According to the 2012 American Society for Colposcopy and Cervical Pathology Consensus Guidelines, colposcopy and endocervical sampling are recommended for women with categories of AEC-NOS and AEC-FN.25 However, colposcopically directed biopsy will fail to detect LEGH and adenocarcinoma associated with LEGH, because most of these lesions are typically located in the upper portion of the endocervical canal.14,26 In addition, LEGH and adenocarcinoma associated with LEGH are high-risk HPV-negative endocervical lesions and it will complicate cotesting.9,14 We recommend additional HIK1083 latex test for women with categories of AEC-GAM to confirm gastric-type mucin. MRI examination is also recommended to detect LEGH and adenocarcinoma associated with LEGH, because LEGH show a multicystic pattern.26 For clinical management of women with the categories of AEC-NOS with GAM or AEC-FN with GAM, pathologists and gynecologists need to recognize the clinicopathologic characteristics of LEGH and adenocarcinoma associated with LEGH.

There are several concerns when attempting to categorize AEC-GAM. First, it is difficult to recognize yellow mucin on liquid-based cytology because the mucin color becomes paler. Second, the cytopathologist and cytotechnologist must be trained to detect the yellow mucin. Third, adequate cervical samplings from throughout the cervical canal are required. LEGH and AIS/adenocarcinoma associated with LEGH are located in the upper portion of the endocervical canal, although HPV-positive UEA usually involves the squamocolumnar junction.14,26 In the present study, we obtained endometrial smears to look for yellow mucin.

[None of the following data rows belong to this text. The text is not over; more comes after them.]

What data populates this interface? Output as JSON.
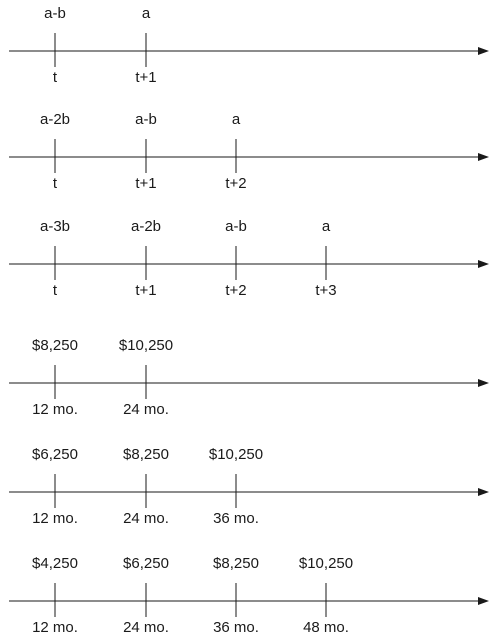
{
  "timelines": [
    {
      "ticks": [
        {
          "top": "a-b",
          "bottom": "t"
        },
        {
          "top": "a",
          "bottom": "t+1"
        }
      ]
    },
    {
      "ticks": [
        {
          "top": "a-2b",
          "bottom": "t"
        },
        {
          "top": "a-b",
          "bottom": "t+1"
        },
        {
          "top": "a",
          "bottom": "t+2"
        }
      ]
    },
    {
      "ticks": [
        {
          "top": "a-3b",
          "bottom": "t"
        },
        {
          "top": "a-2b",
          "bottom": "t+1"
        },
        {
          "top": "a-b",
          "bottom": "t+2"
        },
        {
          "top": "a",
          "bottom": "t+3"
        }
      ]
    },
    {
      "ticks": [
        {
          "top": "$8,250",
          "bottom": "12 mo."
        },
        {
          "top": "$10,250",
          "bottom": "24 mo."
        }
      ]
    },
    {
      "ticks": [
        {
          "top": "$6,250",
          "bottom": "12 mo."
        },
        {
          "top": "$8,250",
          "bottom": "24 mo."
        },
        {
          "top": "$10,250",
          "bottom": "36 mo."
        }
      ]
    },
    {
      "ticks": [
        {
          "top": "$4,250",
          "bottom": "12 mo."
        },
        {
          "top": "$6,250",
          "bottom": "24 mo."
        },
        {
          "top": "$8,250",
          "bottom": "36 mo."
        },
        {
          "top": "$10,250",
          "bottom": "48 mo."
        }
      ]
    }
  ]
}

The prevalence of adenocarcinoma with gastric differentiation will increase relative to HPV-positive adenocarcinoma as a consequence of HPV vaccination programs, and precursor lesions will not be detected by primary HPV-based screening programs.27 We recommend establishing the novel AEC-GAM category in addition to AEC-NOS and AEC-FN categories for more effective cytologic screening for HPV-negative cervical cancers.